Denny died Feb. 18, 2022, at his home in Statesboro, Ga., after a long battle with cancer and heart problems.

He came to Princeton from Kent School, where he captained the football team, played hockey, participated in the Drama Society, and was awarded the Drama Prize. At Princeton Denny majored in English, was a member of Cannon Club and played IAA football, hockey, and baseball for “The Gun.” He participated in the Campus Fund Drive junior and senior years.

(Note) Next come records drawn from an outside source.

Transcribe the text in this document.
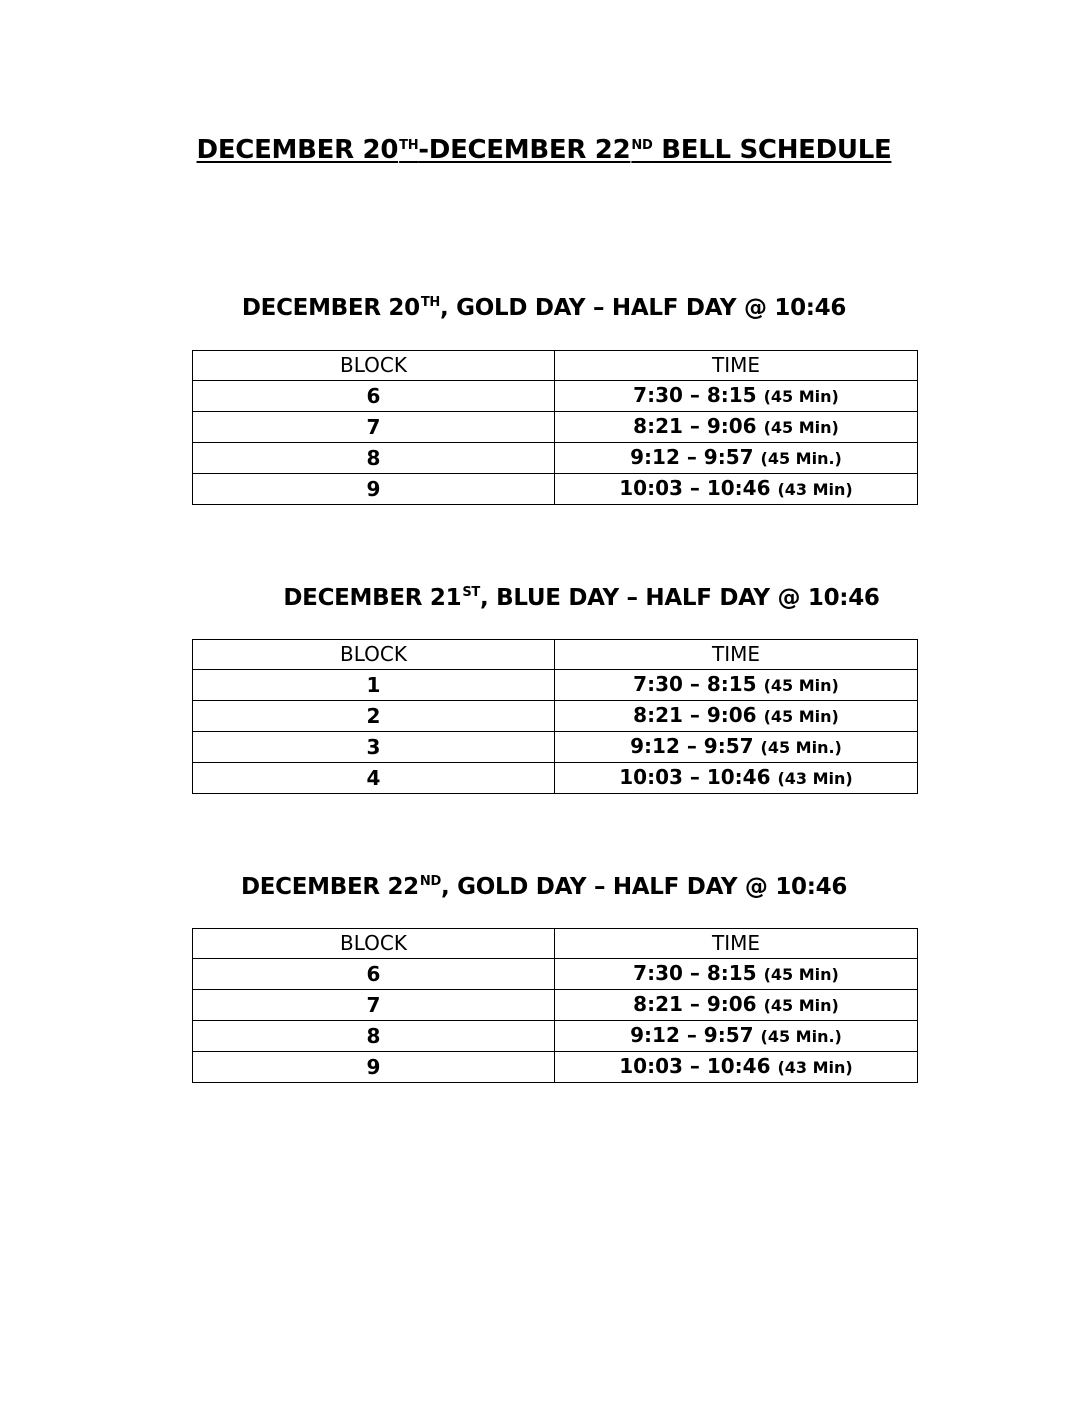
DECEMBER 20TH-DECEMBER 22ND BELL SCHEDULE
DECEMBER 20TH, GOLD DAY – HALF DAY @ 10:46
BLOCK	TIME
6	7:30 – 8:15 (45 Min)
7	8:21 – 9:06 (45 Min)
8	9:12 – 9:57 (45 Min.)
9	10:03 – 10:46 (43 Min)
DECEMBER 21ST, BLUE DAY – HALF DAY @ 10:46
BLOCK	TIME
1	7:30 – 8:15 (45 Min)
2	8:21 – 9:06 (45 Min)
3	9:12 – 9:57 (45 Min.)
4	10:03 – 10:46 (43 Min)
DECEMBER 22ND, GOLD DAY – HALF DAY @ 10:46
BLOCK	TIME
6	7:30 – 8:15 (45 Min)
7	8:21 – 9:06 (45 Min)
8	9:12 – 9:57 (45 Min.)
9	10:03 – 10:46 (43 Min)
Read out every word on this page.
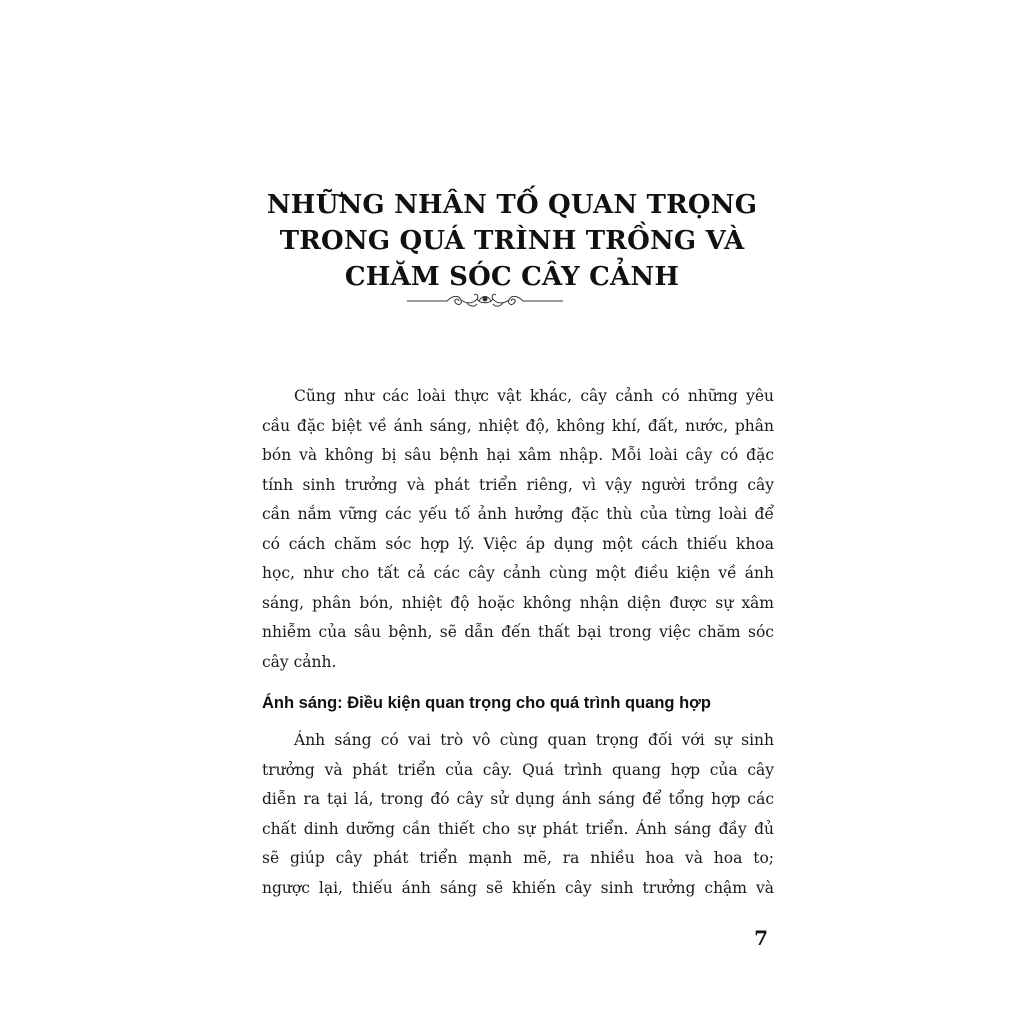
NHỮNG NHÂN TỐ QUAN TRỌNG
TRONG QUÁ TRÌNH TRỒNG VÀ
CHĂM SÓC CÂY CẢNH
Cũng như các loài thực vật khác, cây cảnh có những yêu
cầu đặc biệt về ánh sáng, nhiệt độ, không khí, đất, nước, phân
bón và không bị sâu bệnh hại xâm nhập. Mỗi loài cây có đặc
tính sinh trưởng và phát triển riêng, vì vậy người trồng cây
cần nắm vững các yếu tố ảnh hưởng đặc thù của từng loài để
có cách chăm sóc hợp lý. Việc áp dụng một cách thiếu khoa
học, như cho tất cả các cây cảnh cùng một điều kiện về ánh
sáng, phân bón, nhiệt độ hoặc không nhận diện được sự xâm
nhiễm của sâu bệnh, sẽ dẫn đến thất bại trong việc chăm sóc
cây cảnh.
Ánh sáng: Điều kiện quan trọng cho quá trình quang hợp
Ánh sáng có vai trò vô cùng quan trọng đối với sự sinh
trưởng và phát triển của cây. Quá trình quang hợp của cây
diễn ra tại lá, trong đó cây sử dụng ánh sáng để tổng hợp các
chất dinh dưỡng cần thiết cho sự phát triển. Ánh sáng đầy đủ
sẽ giúp cây phát triển mạnh mẽ, ra nhiều hoa và hoa to;
ngược lại, thiếu ánh sáng sẽ khiến cây sinh trưởng chậm và
7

Denny spent much of his youth in St. Croix, where his family had a business and a horse farm. Following a stint in the Army, he returned and worked there for about 10 years, returning to the States in 1975. He went to work in the Savannah office of Colonial Life and Accident Insurance Co. and remained there until ill health forced his retirement in 2020.

Denny had a lifelong love of horses, especially the Paso Fino breed his mother had raised in St. Croix. In 1997 he bought a 20-acre farm and raised and bred Paso Finos, a breed imported to the Caribbean from Spain by Christopher Columbus. The name translates as “fine step” and, according to the Georgia Paso Fino Association, “their four-beat lateral gait is exclusive to this breed and is the key to their unequaled smoothness in the horse world.”

Denny and his wife, Margie, were very active in the association. Their Santa Cruz Farms included 18 of their own horses, plus some they boarded for others. 

Denny is survived by Margie, daughters Twyla Mancil Jones and Diana F. Rouses, sons Matthew Mancil and G. Richmond Mancil, and six grandchildren.